Laney College President Tammeil Gilkerson wrote in a statement that Hubbard had been put on leave. Though she did not mention him by name, she said that “we are aware of the allegations of racist and xenophobic messages from a faculty member at our college with a student about the pronunciation of their name.

“While our mission has been bold and unrelenting, we also recognize that our college and its community is a reflection of broader society and we must actively fight ignorance with education. We do not tolerate racism, discrimination or oppression of any kind,” the statement read.

Nguyen said she’d previously gone by the nickname “May,” but decided to begin her freshman year by using her legal name, which means “happiness blessing.”

“I was shook because growing up, they were problems with how to pronounce my name, but they would ask me how to pronounce my name,” she said, adding that Hubbard was “being an ignorant person and not trying to learn my name.”

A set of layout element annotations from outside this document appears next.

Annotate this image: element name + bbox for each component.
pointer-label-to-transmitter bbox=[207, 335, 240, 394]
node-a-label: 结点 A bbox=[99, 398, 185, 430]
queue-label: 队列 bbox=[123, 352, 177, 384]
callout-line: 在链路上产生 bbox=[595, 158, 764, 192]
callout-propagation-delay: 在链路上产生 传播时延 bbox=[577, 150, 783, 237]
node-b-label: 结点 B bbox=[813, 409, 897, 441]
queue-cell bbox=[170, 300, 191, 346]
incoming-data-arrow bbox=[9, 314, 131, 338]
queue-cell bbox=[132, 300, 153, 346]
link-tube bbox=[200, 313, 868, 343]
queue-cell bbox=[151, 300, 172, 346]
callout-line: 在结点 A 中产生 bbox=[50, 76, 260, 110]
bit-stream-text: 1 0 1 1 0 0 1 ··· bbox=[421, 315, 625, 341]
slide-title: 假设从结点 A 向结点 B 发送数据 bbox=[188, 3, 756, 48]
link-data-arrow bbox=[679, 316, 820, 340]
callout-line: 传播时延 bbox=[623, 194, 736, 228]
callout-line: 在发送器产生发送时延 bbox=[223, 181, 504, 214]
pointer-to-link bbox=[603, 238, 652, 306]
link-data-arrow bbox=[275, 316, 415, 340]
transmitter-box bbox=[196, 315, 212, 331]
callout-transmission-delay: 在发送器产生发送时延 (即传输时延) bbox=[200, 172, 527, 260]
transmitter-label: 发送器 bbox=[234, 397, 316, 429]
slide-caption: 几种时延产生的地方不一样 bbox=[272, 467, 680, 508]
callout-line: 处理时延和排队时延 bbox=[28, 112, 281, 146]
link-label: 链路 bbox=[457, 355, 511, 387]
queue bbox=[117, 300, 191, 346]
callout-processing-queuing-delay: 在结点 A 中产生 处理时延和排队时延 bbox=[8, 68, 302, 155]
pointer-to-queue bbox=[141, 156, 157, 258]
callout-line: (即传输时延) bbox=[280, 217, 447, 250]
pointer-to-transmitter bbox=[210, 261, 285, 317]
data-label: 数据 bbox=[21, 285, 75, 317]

In an interview with the New York Times, Hubbard said that another student in his class, whose last name was also Nguyen, had opted for a nickname. That student apparently inspired him to ask Nguyen to do the same:

“The first email was a mistake, and I made it thinking about another student willing to Anglicize,” Professor Hubbard said. “But it’s a big difference with someone doing it voluntarily and asking someone to do it. The second email is very offensive, and if I had waited eight hours, I would’ve written something very different.”